Мелко и мерзко в это время, не могу не заметить, у меня тряслись поджилки. Очень уж не хотелось возвращаться в изолятор.
— Ну иди, — сказал Овчинников. — И не о теще своей думай, а как тут выжить. Понял ты меня?
Я понял. В изоляторе нас кормили горячим через день, а еда — специальная для шизо и бура (в бур на полгода опускают, это тоже заслужить легко, ибо есть формулировка такая — «за систему нарушений», то есть за несколько мелких, но подряд, а учитывая, что подвал этот — в болотной почве, неминуемы легочные осложнения, многих проводили мы на этап до Красноярской лагерной больницы, где лежат туберкулезные из разных зон). Только желтоватую эту воду без жира и с тремя капустными лепестками (значит, щи сегодня варили наверху) и ложку жидкой каши ели мы с таким наслаждением, что любой пресыщенный гурман позавидовал бы нашему блаженству. Торопливо, друг на друга не глядя, чавкая и захлебываясь, пили мы из мисок своих — ложек вообще нам не давали — наше пойло,
и нигде не был так сочен и прекрасен глинистый грубый хлеб. (Не могу себе представить муку, из которой выпекают этот хлеб. Цвет его, вкус, жидкая вязкость — удивительное нужно мастерство, чтобы сделать такое из зерна.) А в пролетный, некормежный день — дается к хлебу миска теплой воды (одна), и мы пили из нее по очереди, жадно и вежливо передавая друг другу. "О параше, о клопах, о вшах зря писать не стоит, равно как о духоте (зимой — о холоде) и смраде. Это дела житейские, разве что клопы меня поразили, я их столько никогда не видел, — муравьи так кишат на муравейнике, если потревожить его верхушку. А в шизо — если прилечь на миг. А прилечь все время хочется в шизо, да и невозможно не прилечь. Привыкаешь. Но зато — какое чудо! — вдруг окликнули меня откуда-то из-за стены, и в отверстие (глазу незаметное) вдруг просунулась тоненькая лучинка. Потяни! — я потянул ее, а на конце ее проволокой была привязана тряпица, а в ней тлела уже ополовиненная сигарета. Что было за наслаждение — затянуться! И от заботы этой дружеской, вот уж не ожидал, у меня глаза повлажнели.

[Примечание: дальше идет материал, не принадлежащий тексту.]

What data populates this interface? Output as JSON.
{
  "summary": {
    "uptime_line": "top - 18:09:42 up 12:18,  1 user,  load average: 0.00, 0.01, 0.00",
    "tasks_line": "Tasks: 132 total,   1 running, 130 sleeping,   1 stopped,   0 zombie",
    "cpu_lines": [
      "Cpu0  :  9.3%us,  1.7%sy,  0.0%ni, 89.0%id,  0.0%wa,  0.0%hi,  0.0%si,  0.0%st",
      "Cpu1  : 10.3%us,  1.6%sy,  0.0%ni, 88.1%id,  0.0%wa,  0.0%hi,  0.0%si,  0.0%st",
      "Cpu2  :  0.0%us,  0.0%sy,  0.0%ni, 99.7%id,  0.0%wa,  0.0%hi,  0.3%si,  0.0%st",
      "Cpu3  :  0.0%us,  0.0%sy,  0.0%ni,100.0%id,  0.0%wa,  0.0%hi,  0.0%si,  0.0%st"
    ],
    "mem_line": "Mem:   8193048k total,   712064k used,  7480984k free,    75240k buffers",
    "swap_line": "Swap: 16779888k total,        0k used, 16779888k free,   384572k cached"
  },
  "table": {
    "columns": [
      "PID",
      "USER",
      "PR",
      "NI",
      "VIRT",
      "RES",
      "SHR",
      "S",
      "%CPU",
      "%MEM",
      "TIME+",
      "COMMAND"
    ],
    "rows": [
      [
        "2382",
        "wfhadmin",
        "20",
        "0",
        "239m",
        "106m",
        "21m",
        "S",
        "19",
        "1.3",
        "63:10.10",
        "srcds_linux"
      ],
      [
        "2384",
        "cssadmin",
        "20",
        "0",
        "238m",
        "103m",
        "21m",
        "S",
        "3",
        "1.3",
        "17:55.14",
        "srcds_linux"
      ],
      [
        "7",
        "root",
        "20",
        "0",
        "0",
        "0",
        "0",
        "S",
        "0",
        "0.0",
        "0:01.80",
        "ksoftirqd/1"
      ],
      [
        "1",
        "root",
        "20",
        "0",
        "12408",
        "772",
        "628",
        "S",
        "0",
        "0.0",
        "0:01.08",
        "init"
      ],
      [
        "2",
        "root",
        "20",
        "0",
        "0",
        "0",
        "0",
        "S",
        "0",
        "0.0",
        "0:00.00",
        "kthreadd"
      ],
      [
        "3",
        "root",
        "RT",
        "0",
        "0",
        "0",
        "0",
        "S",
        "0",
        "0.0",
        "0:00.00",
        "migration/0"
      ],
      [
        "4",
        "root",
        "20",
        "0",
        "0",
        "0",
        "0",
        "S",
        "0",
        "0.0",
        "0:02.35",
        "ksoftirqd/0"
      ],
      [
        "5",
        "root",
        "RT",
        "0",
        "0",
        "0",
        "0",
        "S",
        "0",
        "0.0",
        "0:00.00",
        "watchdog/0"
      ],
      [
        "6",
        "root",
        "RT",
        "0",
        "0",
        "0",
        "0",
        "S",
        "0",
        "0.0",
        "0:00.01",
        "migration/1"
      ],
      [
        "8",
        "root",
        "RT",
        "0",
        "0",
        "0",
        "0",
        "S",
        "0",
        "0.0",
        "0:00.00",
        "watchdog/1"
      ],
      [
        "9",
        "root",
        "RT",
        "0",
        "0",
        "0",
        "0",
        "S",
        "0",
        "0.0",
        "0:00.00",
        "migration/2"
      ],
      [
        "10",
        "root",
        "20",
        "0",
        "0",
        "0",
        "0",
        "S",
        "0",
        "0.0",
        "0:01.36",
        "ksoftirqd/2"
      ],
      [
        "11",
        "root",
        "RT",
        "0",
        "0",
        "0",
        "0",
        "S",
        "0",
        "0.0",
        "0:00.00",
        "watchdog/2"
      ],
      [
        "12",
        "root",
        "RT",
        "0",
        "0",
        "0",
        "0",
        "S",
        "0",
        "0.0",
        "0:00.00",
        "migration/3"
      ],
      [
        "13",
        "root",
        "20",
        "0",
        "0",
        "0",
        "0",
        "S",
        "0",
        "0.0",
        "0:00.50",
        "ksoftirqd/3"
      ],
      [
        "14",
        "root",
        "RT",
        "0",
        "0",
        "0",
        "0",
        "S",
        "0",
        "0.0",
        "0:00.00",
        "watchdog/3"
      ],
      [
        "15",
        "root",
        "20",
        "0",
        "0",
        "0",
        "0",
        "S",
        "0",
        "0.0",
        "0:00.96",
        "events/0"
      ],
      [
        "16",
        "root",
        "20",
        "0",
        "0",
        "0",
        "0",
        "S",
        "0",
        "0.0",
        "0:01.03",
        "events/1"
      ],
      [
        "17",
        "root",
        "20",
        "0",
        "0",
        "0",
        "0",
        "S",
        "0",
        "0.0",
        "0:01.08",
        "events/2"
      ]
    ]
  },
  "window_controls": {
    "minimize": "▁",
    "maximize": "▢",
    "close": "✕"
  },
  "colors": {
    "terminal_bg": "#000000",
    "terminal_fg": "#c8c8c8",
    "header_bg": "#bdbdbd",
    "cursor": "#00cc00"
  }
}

С месяц тому назад они влажнели у меня, только по другой причине. Я в санчасти был как раз, когда подняли двух ребят из бура. Одного — из-за сердечного приступа, а второго — чтобы просто отдышался. Потому что он, отсидев полгода и всего дней двадцать побыв на зоне (она раем кажется после бура, потому что воздух, еда, пространство), снова был опущен на полгода — с кем-то счеты поторопился свести. Видел я, как они шли по коридору — того, что с сердцем, под руки вели, а второй шел сам, но пошатывался, ступал нетвердо, словно выпил, но старается не показать. Сели они на отведенные им кровати, серо-желтые, но улыбаются блаженно. А в окно санчасти — в кухне окно такое было — через десять минут уже совали для них консервы, конфеты, курево — у кого что было из приятелей. Принесли даже полпачки кофе и пачку сигарет с фильтром — запрещенные на зоне продукты, явно из блатной контрабанды. Через купленных прапорщиков доставляли, через учителей школы, через расконвоированных зеков и шоферов, завозящих на промзону лес. Сразу им стали греть еду, а атасника выставить — забыли. И явился вдруг начальник изолятора — молодой худой лейтенант, щеголевато ходивший всюду в штатском. Обожал он такие игры. Вообще, офицеры даже в выходные, бросив семьи свои, водку и телевизоры, появлялись постоянно на зоне. Чтобы вдохнуть, похоже, запах власти, упоительно их щекочущий изнутри. Этот же, хлыщеватый и подтянутый, непрерывно всюду возникал — он очень любил, чуть приплясывая, пройтись позади строя зеков на проверке (дважды в день) и за нечищеные сапоги съездить по уху кого-нибудь, пошутив, что ждет его в изоляторе.